Gabriel s’approche, sa curiosité piquée au vif.

– Venez voir les nécrologies que j’ai trouvées.

Il découvre alors avec effroi les titres des articles le concernant :

« DISPARITION D’UN ZÉRO »

« MORT D’UN AUTEUR SANS HAUTEUR »

« WELLS : UN ÉCRIVAIN SANS ENVERGURE  TIRE ENFIN SA RÉVÉRENCE »

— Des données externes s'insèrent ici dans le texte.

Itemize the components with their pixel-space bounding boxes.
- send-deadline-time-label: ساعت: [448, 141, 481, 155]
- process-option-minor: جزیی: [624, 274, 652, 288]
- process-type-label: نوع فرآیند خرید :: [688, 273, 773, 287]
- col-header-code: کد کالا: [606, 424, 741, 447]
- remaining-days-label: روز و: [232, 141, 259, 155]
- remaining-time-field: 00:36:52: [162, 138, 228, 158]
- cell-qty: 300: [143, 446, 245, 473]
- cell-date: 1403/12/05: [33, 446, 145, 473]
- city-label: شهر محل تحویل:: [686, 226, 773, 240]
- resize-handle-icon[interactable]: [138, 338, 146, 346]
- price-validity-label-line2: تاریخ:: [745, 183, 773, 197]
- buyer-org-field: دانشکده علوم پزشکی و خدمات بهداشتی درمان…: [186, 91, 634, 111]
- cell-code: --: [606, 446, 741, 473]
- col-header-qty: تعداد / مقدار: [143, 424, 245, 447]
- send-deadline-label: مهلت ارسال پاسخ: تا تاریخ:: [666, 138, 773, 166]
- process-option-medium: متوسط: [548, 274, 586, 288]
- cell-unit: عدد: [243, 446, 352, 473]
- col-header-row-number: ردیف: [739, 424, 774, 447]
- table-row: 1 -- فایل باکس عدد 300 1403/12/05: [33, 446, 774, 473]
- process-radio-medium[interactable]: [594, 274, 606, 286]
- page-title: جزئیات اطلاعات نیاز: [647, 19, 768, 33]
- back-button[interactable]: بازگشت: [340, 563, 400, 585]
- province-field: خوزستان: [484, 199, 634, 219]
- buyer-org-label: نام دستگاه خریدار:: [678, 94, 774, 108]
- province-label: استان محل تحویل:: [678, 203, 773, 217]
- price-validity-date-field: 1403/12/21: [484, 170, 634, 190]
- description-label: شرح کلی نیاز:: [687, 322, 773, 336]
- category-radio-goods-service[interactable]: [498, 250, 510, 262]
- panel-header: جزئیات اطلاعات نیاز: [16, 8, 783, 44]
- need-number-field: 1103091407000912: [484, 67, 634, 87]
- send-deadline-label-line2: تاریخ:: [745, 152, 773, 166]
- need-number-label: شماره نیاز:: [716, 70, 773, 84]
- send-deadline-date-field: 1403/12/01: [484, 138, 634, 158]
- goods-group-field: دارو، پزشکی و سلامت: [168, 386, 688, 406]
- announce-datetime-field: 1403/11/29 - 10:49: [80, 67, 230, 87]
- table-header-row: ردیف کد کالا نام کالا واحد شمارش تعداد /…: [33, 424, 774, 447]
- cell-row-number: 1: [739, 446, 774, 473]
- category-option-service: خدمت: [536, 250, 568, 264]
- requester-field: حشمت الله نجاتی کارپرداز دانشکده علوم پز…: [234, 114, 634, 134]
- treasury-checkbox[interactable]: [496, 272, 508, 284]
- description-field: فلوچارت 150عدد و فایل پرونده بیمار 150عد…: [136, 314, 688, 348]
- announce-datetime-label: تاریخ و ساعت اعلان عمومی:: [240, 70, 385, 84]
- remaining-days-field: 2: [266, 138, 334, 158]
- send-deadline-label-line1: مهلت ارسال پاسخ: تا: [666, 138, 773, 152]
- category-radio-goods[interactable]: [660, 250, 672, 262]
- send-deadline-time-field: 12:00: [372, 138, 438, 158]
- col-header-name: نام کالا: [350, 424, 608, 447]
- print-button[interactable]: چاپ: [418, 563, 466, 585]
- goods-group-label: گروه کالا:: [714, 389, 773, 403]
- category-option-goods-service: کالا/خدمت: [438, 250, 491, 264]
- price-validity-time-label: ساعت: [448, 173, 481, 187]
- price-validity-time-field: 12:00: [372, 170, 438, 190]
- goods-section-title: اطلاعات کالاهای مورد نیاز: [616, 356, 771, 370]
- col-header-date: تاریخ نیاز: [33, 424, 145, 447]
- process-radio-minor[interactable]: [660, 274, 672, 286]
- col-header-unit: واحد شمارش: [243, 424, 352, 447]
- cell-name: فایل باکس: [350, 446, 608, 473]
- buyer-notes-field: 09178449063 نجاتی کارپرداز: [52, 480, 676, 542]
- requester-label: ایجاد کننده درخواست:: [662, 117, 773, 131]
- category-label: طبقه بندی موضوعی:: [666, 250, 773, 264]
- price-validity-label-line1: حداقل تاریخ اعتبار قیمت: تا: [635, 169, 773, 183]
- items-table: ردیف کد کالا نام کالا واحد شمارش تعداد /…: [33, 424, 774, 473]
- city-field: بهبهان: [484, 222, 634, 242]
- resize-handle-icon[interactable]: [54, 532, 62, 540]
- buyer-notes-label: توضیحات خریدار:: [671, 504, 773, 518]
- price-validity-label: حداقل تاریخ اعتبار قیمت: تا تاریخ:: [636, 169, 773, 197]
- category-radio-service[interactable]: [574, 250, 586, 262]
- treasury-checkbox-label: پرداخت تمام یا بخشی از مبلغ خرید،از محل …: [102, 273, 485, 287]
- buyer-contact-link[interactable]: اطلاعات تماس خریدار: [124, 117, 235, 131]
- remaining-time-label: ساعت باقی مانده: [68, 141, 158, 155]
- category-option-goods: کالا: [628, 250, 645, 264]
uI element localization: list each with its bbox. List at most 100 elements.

Ce dernier article est plus développé que les autres : il occupe deux pages entières d’un célèbre quotidien et est surmonté d’une photo peu avantageuse du défunt. La légende précise : « Bon débarras », et c’est signé Jean Moisi.

Lucy continue à parcourir d’autres sites relayant la mort de Gabriel.

– Dites donc, de manière générale, ils ne vous appréciaient pas trop, vos confrères. Il n’y en a pas un qui se soit donné la peine d’écrire une nécrologie positive.

– Ce ne sont pas mes confrères, mais les critiques parisiens. Cela représente seulement quelques dizaines de personnes, formatées sur le même moule, à qui l’on a appris à détester la littérature de genre en la définissant comme une sous-littérature.

– Et vos défenseurs ?

– Si tant est qu’ils existent, ils n’ont pas, ou peu, accès aux médias.

Lucy affiche une moue moqueuse.

– C’est encore votre paranoïa qui parle.

– J’aimerais bien, mais vous pouvez le constater vous-même en lisant ces articles. En France, de toute façon, tout auteur qui parvient à toucher le grand public est suspect.

– Pa-ra-no ! Avant de vous rencontrer, je n’aurais jamais imaginé cette facette de votre personnalité ; je pensais vraiment que vous étiez au-dessus de tout ça.

– Vous aimeriez qu’on dise « bon débarras » après votre mort ? Je ne suis pas non plus insensible.

– Mais si les critiques parviennent à vous agacer, ça veut dire qu’ils ont gagné.

Elle éteint sa tablette numérique, se verse une nouvelle tasse de thé, puis lâche enfin la phrase que Gabriel attendait :

– Allez, j’ai un peu de temps ce matin et je sais que vous en mourez d’envie. Racontez-moi votre histoire, monsieur Wells.

21.

« Comme vous le savez, j’ai un frère jumeau, Thomas. À ce qu’il paraît, nous nous tenions enlacés dans le ventre de notre mère quelques jours encore avant l’accouchement. Qui s’est mal passé. Selon ses dires, cela a été “une vraie boucherie”, à laquelle elle a heureusement survécu. De toute façon, elle prétendait qu’elle avait prévu la situation ; elle était astrologue.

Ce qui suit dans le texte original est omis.